慢性扁桃炎の危険性って?

扁桃炎になると喉が痛くなるなどの軽い炎症を引き起こしますが、感染を繰り返していると慢性扁桃炎になることがあるので注意が必要です。
慢性になるといろいろな合併症を引き起こすことがあります。
例えば扁桃病巣感染症は免疫学的な異常が原因になり、他の臓器などに違った疾患を引き起こします。
多くの難治性病気が扁桃病巣感染症が原因であることが把握されており、摘出することによっていろいろな症状が改善したり病気を治癒することが可能です。

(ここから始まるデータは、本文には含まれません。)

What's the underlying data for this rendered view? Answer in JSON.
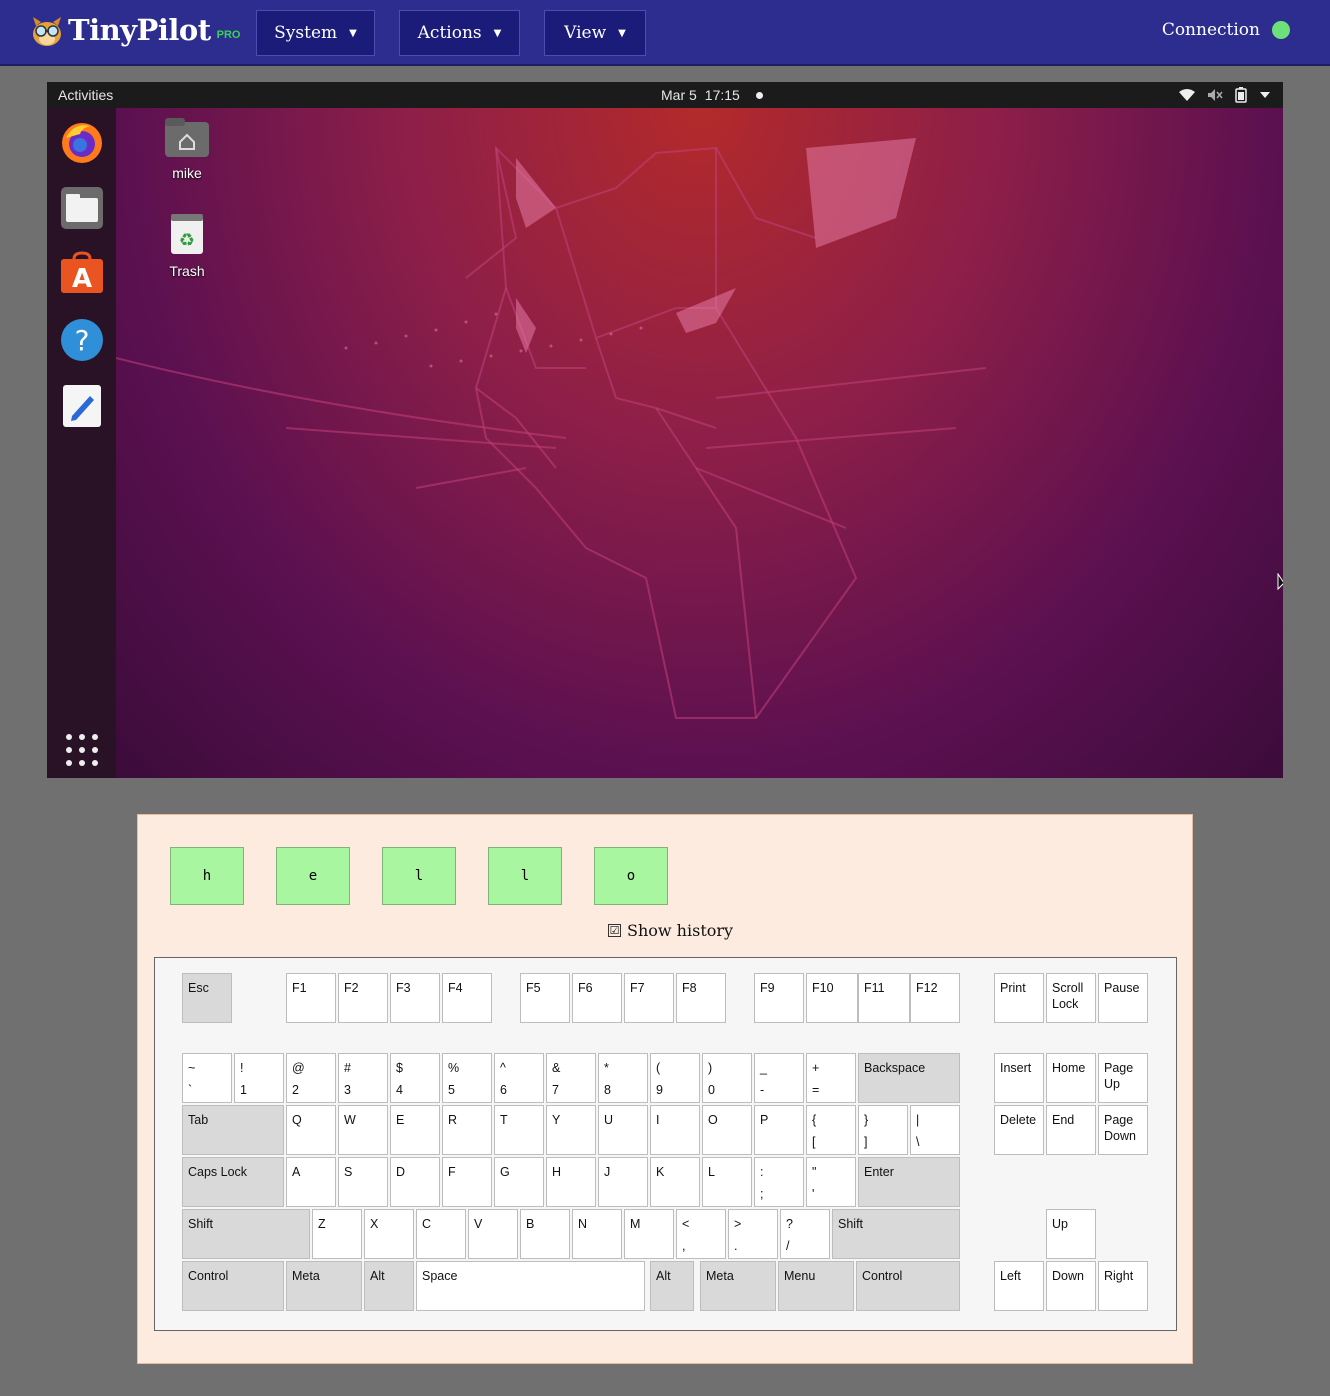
{
  "app": {
    "logo_text": "TinyPilot",
    "logo_badge": "PRO",
    "menus": [
      {
        "label": "System"
      },
      {
        "label": "Actions"
      },
      {
        "label": "View"
      }
    ],
    "connection_label": "Connection",
    "connection_color": "#6ee07a"
  },
  "remote": {
    "topbar": {
      "activities": "Activities",
      "date": "Mar 5",
      "time": "17:15"
    },
    "dock_icons": [
      "firefox-icon",
      "files-icon",
      "software-center-icon",
      "help-icon",
      "text-editor-icon",
      "apps-grid-icon"
    ],
    "desktop_icons": [
      {
        "label": "mike",
        "icon": "home-folder-icon"
      },
      {
        "label": "Trash",
        "icon": "trash-icon"
      }
    ]
  },
  "history": {
    "keys": [
      "h",
      "e",
      "l",
      "l",
      "o"
    ],
    "show_history_label": "Show history",
    "show_history_checked": "☑"
  },
  "keyboard": {
    "rows": [
      [
        {
          "label": "Esc",
          "mod": true
        },
        {
          "label": "F1"
        },
        {
          "label": "F2"
        },
        {
          "label": "F3"
        },
        {
          "label": "F4"
        },
        {
          "label": "F5"
        },
        {
          "label": "F6"
        },
        {
          "label": "F7"
        },
        {
          "label": "F8"
        },
        {
          "label": "F9"
        },
        {
          "label": "F10"
        },
        {
          "label": "F11"
        },
        {
          "label": "F12"
        },
        {
          "label": "Print"
        },
        {
          "label": "Scroll Lock"
        },
        {
          "label": "Pause"
        }
      ],
      [
        {
          "shift": "~",
          "base": "`"
        },
        {
          "shift": "!",
          "base": "1"
        },
        {
          "shift": "@",
          "base": "2"
        },
        {
          "shift": "#",
          "base": "3"
        },
        {
          "shift": "$",
          "base": "4"
        },
        {
          "shift": "%",
          "base": "5"
        },
        {
          "shift": "^",
          "base": "6"
        },
        {
          "shift": "&",
          "base": "7"
        },
        {
          "shift": "*",
          "base": "8"
        },
        {
          "shift": "(",
          "base": "9"
        },
        {
          "shift": ")",
          "base": "0"
        },
        {
          "shift": "_",
          "base": "-"
        },
        {
          "shift": "+",
          "base": "="
        },
        {
          "label": "Backspace",
          "mod": true
        },
        {
          "label": "Insert"
        },
        {
          "label": "Home"
        },
        {
          "label": "Page Up"
        }
      ],
      [
        {
          "label": "Tab",
          "mod": true
        },
        {
          "label": "Q"
        },
        {
          "label": "W"
        },
        {
          "label": "E"
        },
        {
          "label": "R"
        },
        {
          "label": "T"
        },
        {
          "label": "Y"
        },
        {
          "label": "U"
        },
        {
          "label": "I"
        },
        {
          "label": "O"
        },
        {
          "label": "P"
        },
        {
          "shift": "{",
          "base": "["
        },
        {
          "shift": "}",
          "base": "]"
        },
        {
          "shift": "|",
          "base": "\\"
        },
        {
          "label": "Delete"
        },
        {
          "label": "End"
        },
        {
          "label": "Page Down"
        }
      ],
      [
        {
          "label": "Caps Lock",
          "mod": true
        },
        {
          "label": "A"
        },
        {
          "label": "S"
        },
        {
          "label": "D"
        },
        {
          "label": "F"
        },
        {
          "label": "G"
        },
        {
          "label": "H"
        },
        {
          "label": "J"
        },
        {
          "label": "K"
        },
        {
          "label": "L"
        },
        {
          "shift": ":",
          "base": ";"
        },
        {
          "shift": "\"",
          "base": "'"
        },
        {
          "label": "Enter",
          "mod": true
        }
      ],
      [
        {
          "label": "Shift",
          "mod": true
        },
        {
          "label": "Z"
        },
        {
          "label": "X"
        },
        {
          "label": "C"
        },
        {
          "label": "V"
        },
        {
          "label": "B"
        },
        {
          "label": "N"
        },
        {
          "label": "M"
        },
        {
          "shift": "<",
          "base": ","
        },
        {
          "shift": ">",
          "base": "."
        },
        {
          "shift": "?",
          "base": "/"
        },
        {
          "label": "Shift",
          "mod": true
        },
        {
          "label": "Up"
        }
      ],
      [
        {
          "label": "Control",
          "mod": true
        },
        {
          "label": "Meta",
          "mod": true
        },
        {
          "label": "Alt",
          "mod": true
        },
        {
          "label": "Space"
        },
        {
          "label": "Alt",
          "mod": true
        },
        {
          "label": "Meta",
          "mod": true
        },
        {
          "label": "Menu",
          "mod": true
        },
        {
          "label": "Control",
          "mod": true
        },
        {
          "label": "Left"
        },
        {
          "label": "Down"
        },
        {
          "label": "Right"
        }
      ]
    ]
  }
}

扁桃病巣感染症はほとんど無症状だったり、違和感や軽い痛み・炎症などがある程度ですが、それらが原因で喉から離れた皮膚や関節・腎臓などに起こる疾患を「扁桃病巣感染症」と呼ばれています。
扁桃病巣感染は紀元前の時代においてヒポクラテスが喉の病気や関節リウマチなどとの関連性を述べたと言われていて、最近扁桃が原因になって引き起こる免疫異常であることが明らかになりました。
扁桃病巣感染症には摘出手術が有効であるとさまざまな疾患において報告されています。

扁桃摘出術の高い有効性から、例えば掌蹠膿疱症や胸肋鎖骨過形成症、IgA腎症などの扁桃病巣感染症の疾患に対応することが可能です。
これらの疾患はもちろん、尋常性乾癬やアレルギー性紫斑病といった皮膚疾患などにも有効で、慢性関節リウマチや非特異的関節痛の骨関節疾患にも対応することができます。
微熱やベーチェット病といった疾患には手術を行うと症状を改善することができたと報告されています。

扁桃病巣感染症にはいくつか特徴があり、掌蹠膿疱症や胸肋鎖骨過形成症、IgA腎症やアレルギー性紫斑病などのように合併症を引き起こす確率が高いことがあげられるでしょう。
急性上気道炎や急性扁桃炎などによる発症がしばしば見られるので注意が必要です。
慢性になるといろいろな病気を引き起こす可能性があるので、手術で除去すると腫れや炎症などの不快な症状を予防することができます。
風邪と似ているのでよく混同されますが、悪化したり長引くようなら耳鼻咽喉科を受診することをおすすめします。

症状が酷いなら手術を検討してみよう

慢性扁桃炎で悩んでいる患者から、治療としてまず正確な情報を得ることからスタートします。
慢性扁桃炎をどのぐらい繰り返しているかや、慢性扁桃炎が酷くなると他の部位でも病気が発生していないかを確認していきます。
尿に関して何かしら異常を指摘されていないかや、喫煙に関して聞かれることもあるでしょう。
ASO値の血液検査や尿検査、細菌検査などを受けることになり、扁桃を刺激すると体温や血液検査の値がアップするかなども確認することが可能です。
扁桃誘発試験などを行い、総合的に判断してから扁桃手術を受けた方が良いかを判断していきます。

手術としては両側の扁桃を摘出することになります。
一般的に入院し全身麻酔で行うことが可能です。
開口器と言う大きく口を開ける機器を装着してから、扁桃を摘出していきます。
手術は1~2時間ぐらいで完了し、手術した後は喉が痛いですが鎮痛剤などで抑えることができるので次第に痛みはおさまるでしょう。
手術した後出血するケースがありますが、止血処置を行うので安心です。
手術してから1~2週間ぐらいで退院することができ、退院した後症状の改善具合を見ながら通院することになります。

扁桃はたくさんのTリンパ球やBリンパ球、マクロファージや樹状細胞といった免疫担当細胞から作られています。
1才までは細菌などの病原体が喉の奥に入らないようガードすることが可能です。
1才以降免疫力が獲得されるので、扁桃の役割はなくなっています。
扁桃病巣感染症を引き起こしたり、細菌の住みかになるので急性扁桃炎や扁桃周囲膿瘍などを引き起こすこともあるので注意が必要です。
慢性扁桃肥大になると睡眠時無呼吸症候群などの原因にもなるので、症状が酷いなら扁桃を摘出するという選択肢もあります。